This work addresses the limitation of existing sequence-to-sequence (Seq2Seq) models in knowledge graph link prediction, which often ignore graph structure and struggle to capture multi-hop relational patterns. To overcome this, the authors propose a Graph-Augmented Sequence-to-Sequence (GA-S2S) framework that uniquely integrates a Relational Graph Attention Network (RGAT) with a T5-small encoder–decoder architecture. This integration enables joint encoding of entity textual features and k-hop subgraph topological structures, preserving local graph integrity while transcending the constraints of conventional sequential modeling. Experimental results demonstrate that the proposed approach achieves up to a 19% improvement in link prediction accuracy over strong baselines on the CoDEx dataset.

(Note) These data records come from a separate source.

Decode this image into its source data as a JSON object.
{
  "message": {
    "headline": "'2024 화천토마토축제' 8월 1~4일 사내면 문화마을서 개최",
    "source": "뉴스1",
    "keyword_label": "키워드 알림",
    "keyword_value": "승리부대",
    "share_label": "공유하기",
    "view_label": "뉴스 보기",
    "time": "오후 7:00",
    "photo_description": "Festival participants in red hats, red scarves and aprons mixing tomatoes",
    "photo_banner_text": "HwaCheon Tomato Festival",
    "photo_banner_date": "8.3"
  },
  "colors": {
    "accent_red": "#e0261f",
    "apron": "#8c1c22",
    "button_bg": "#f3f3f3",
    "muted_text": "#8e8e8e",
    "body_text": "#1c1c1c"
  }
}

We introduce Graph-Augmented Sequence-to-Sequence (GA-S2S), a novel framework that integrates a T5-small encoder-decoder with a Relational Graph Attention Network (RGAT) to improve link prediction in knowledge graphs. While existing Seq2Seq models rely solely on surface-level textual descriptions of entities and relations and at best, flatten the neighborhoods of a query entity into a single linear sequence, thereby discarding the inherent graph structure, GA-S2S jointly encodes both textual features and the full $k$-hop subgraph topology surrounding the query entity. By integrating raw encoder outputs with RGAT's relation-aware embeddings, our model captures and leverages richer multi-hop relational patterns and textual information. Our preliminary experiments on the CoDEx dataset demonstrate that GA-S2S outperforms competitive Seq2Seq-based baseline models, achieving up to a 19\% relative gain in link prediction accuracy.